טכניון מכון טכנולוגי לישראל
הטכניון מכון טכנולוגי לישראל - בית הספר ללימודי מוסמכים  
M.Sc Thesis
M.Sc StudentFunk Tal
SubjectKnowledge Discovery within Spatial Databases Searching for
Action Patterns in Time and Space Using Data
Mining Techniques
DepartmentDepartment of Civil and Environmental Engineering
Supervisors Professor Gilad Even-Tzur
Professor Maxim Shoshany
Full Thesis text - in Hebrew Full thesis text - Hebrew Version


Abstract

The substantial growth in the amount of spatial information and its availability, leads the need for tools that will assist in transforming this information into useable knowledge. This procedure, known as knowledge discovery, is based mainly on data mining techniques, which allow derivation of characteristic patterns, relationships and trends, 'hidden' within databases.

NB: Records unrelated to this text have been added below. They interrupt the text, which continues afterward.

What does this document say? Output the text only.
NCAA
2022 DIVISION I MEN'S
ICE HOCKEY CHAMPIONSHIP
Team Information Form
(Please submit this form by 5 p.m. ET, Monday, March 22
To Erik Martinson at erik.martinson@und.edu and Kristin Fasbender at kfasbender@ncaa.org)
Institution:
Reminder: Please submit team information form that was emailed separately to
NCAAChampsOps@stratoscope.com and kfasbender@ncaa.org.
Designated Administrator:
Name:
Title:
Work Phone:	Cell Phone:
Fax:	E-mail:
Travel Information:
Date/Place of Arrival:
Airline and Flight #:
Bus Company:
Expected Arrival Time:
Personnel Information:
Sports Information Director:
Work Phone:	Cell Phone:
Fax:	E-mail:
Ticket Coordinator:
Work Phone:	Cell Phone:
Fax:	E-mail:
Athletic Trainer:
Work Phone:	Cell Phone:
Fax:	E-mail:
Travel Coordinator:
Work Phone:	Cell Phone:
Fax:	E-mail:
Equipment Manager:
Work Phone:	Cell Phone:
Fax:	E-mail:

In the literature there are numerous algorithms and methods available for this task. However, their efficient use requires strategies and structured methodologies, which to large extent do not exist. The main objective of this study is primarily to develop a general methodology which serves knowledge discovery in different geographical applications. The second main objective is to demonstrate the contribution of such methodology for revealing hypotheses regarding spatio-temporal patterns.

Comparison between results obtained for different datasets representing the same area of interest serves as the fundamental principle for the proposed methodology. These databases were formed to represent the real events with synthetic databases which simulate dynamics following typical hypothetical pattern. Certain geographical properties were attached to each item in both datasets, facilitating the inclusion of spatial phenomena in the data mining process. This later element of database construction was necessary due to the fact that there is lack of spatial data mining techniques.

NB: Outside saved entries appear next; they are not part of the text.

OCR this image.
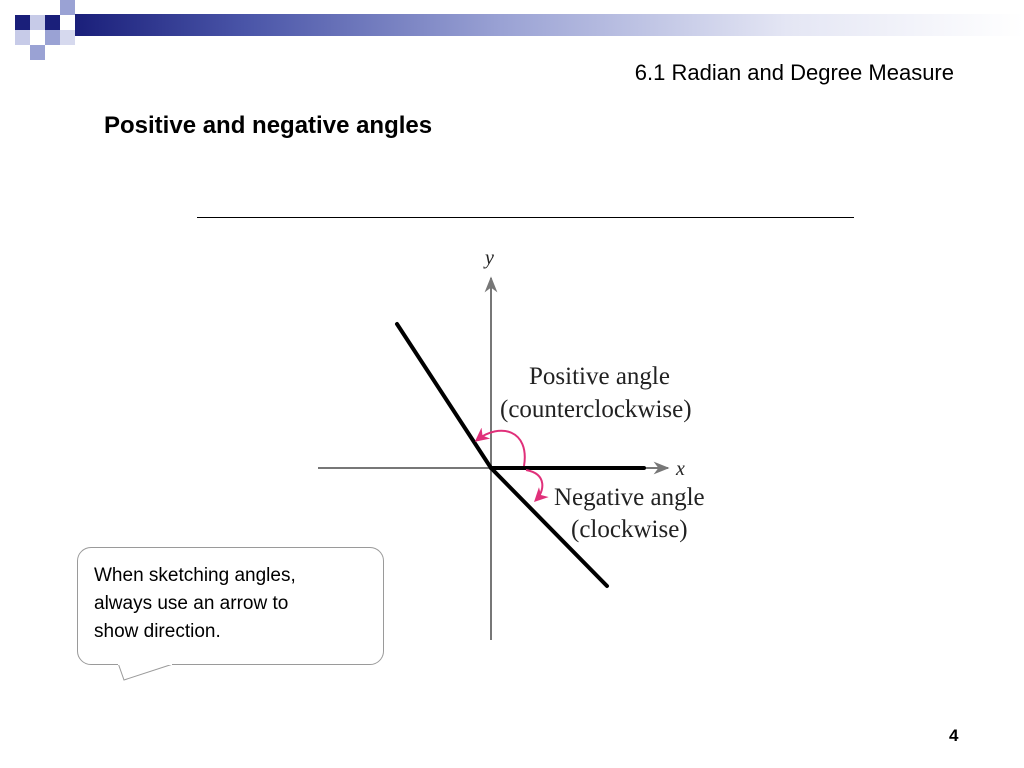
6.1 Radian and Degree Measure
Positive and negative angles
y
x
Positive angle
(counterclockwise)
Negative angle
(clockwise)
When sketching angles,
always use an arrow to
show direction.
4
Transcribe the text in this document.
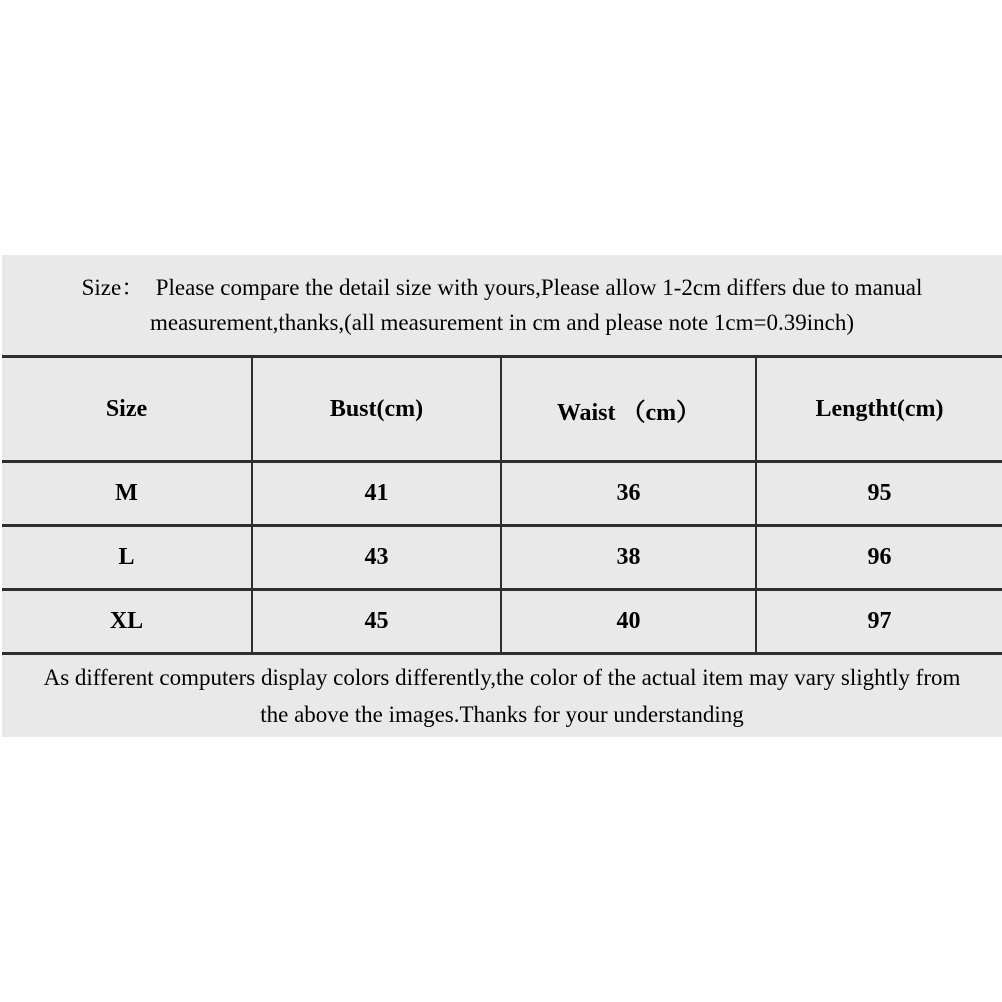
Size：  Please compare the detail size with yours,Please allow 1-2cm differs due to manual
measurement,thanks,(all measurement in cm and please note 1cm=0.39inch)
Size	Bust(cm)	Waist （cm）	Lengtht(cm)
M	41	36	95
L	43	38	96
XL	45	40	97
As different computers display colors differently,the color of the actual item may vary slightly from
the above the images.Thanks for your understanding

The methodology is built upon three consecutive activities - CFA: Compare, Focus, and Analyze. "Compare" concerns visual comparison between relationships found in different databases. Potential important information exists where the relationships for the real dataset differ significantly from those extracted from the other databases. "Focus" will gather information regarding those potentially significant relationships and display them on a map/ortho-rectified image.  This will include displaying full historical records for the sites maintaining the potential relationships. "Analyze" then further assess relationship for the selected area/datasets by further clustering and/or searching for association rules within them.  The CFA process may then be repeated iteratively until significant relationships had been identified. These relationships represent the hypotheses' set for further phenomenological research by experts in specific knowledge field.

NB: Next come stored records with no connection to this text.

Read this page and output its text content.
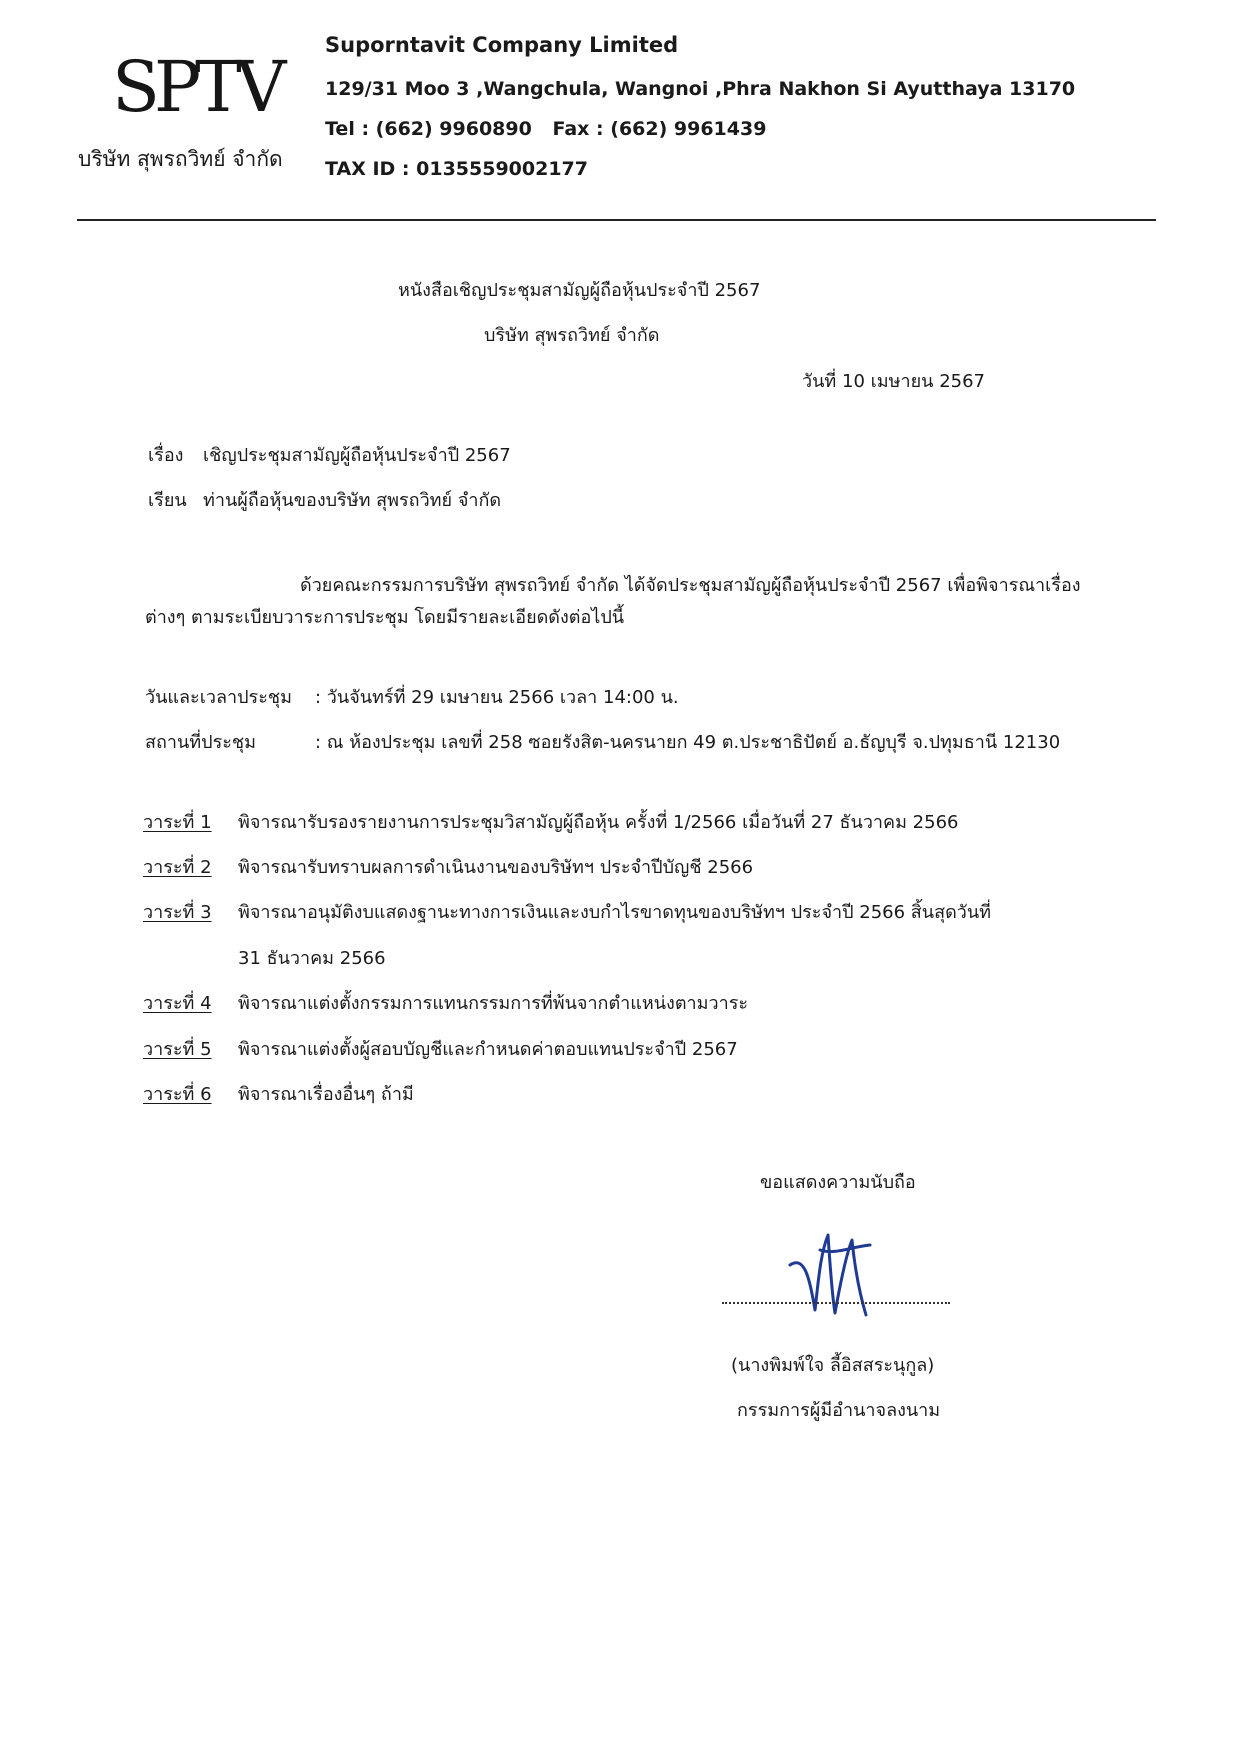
SPTV
บริษัท สุพรถวิทย์ จำกัด
Suporntavit Company Limited
129/31 Moo 3 ,Wangchula, Wangnoi ,Phra Nakhon Si Ayutthaya 13170
Tel : (662) 9960890 Fax : (662) 9961439
TAX ID : 0135559002177
หนังสือเชิญประชุมสามัญผู้ถือหุ้นประจำปี 2567
บริษัท สุพรถวิทย์ จำกัด
วันที่ 10 เมษายน 2567
เรื่อง เชิญประชุมสามัญผู้ถือหุ้นประจำปี 2567
เรียน ท่านผู้ถือหุ้นของบริษัท สุพรถวิทย์ จำกัด
ด้วยคณะกรรมการบริษัท สุพรถวิทย์ จำกัด ได้จัดประชุมสามัญผู้ถือหุ้นประจำปี 2567 เพื่อพิจารณาเรื่อง
ต่างๆ ตามระเบียบวาระการประชุม โดยมีรายละเอียดดังต่อไปนี้
วันและเวลาประชุม : วันจันทร์ที่ 29 เมษายน 2566 เวลา 14:00 น.
สถานที่ประชุม	: ณ ห้องประชุม เลขที่ 258 ซอยรังสิต-นครนายก 49 ต.ประชาธิปัตย์ อ.ธัญบุรี จ.ปทุมธานี 12130
วาระที่ 1 พิจารณารับรองรายงานการประชุมวิสามัญผู้ถือหุ้น ครั้งที่ 1/2566 เมื่อวันที่ 27 ธันวาคม 2566
วาระที่ 2 พิจารณารับทราบผลการดำเนินงานของบริษัทฯ ประจำปีบัญชี 2566
วาระที่ 3 พิจารณาอนุมัติงบแสดงฐานะทางการเงินและงบกำไรขาดทุนของบริษัทฯ ประจำปี 2566 สิ้นสุดวันที่
31 ธันวาคม 2566
วาระที่ 4 พิจารณาแต่งตั้งกรรมการแทนกรรมการที่พ้นจากตำแหน่งตามวาระ
วาระที่ 5 พิจารณาแต่งตั้งผู้สอบบัญชีและกำหนดค่าตอบแทนประจำปี 2567
วาระที่ 6 พิจารณาเรื่องอื่นๆ ถ้ามี
ขอแสดงความนับถือ
(นางพิมพ์ใจ ลี้อิสสระนุกูล)
กรรมการผู้มีอำนาจลงนาม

Two programs were chosen for implementing the methodology: Weka Toolkit and ArcGIS. The combination between classic data mining techniques as they performed at Weka Toolkit and the GIS general and visual abilities, allows the extraction of both simple and complex rules through the execution of the CFA technique.

The current research constitutes as preliminary research that its main contribution is by analyzing the existing situation as a basis for making future predictions.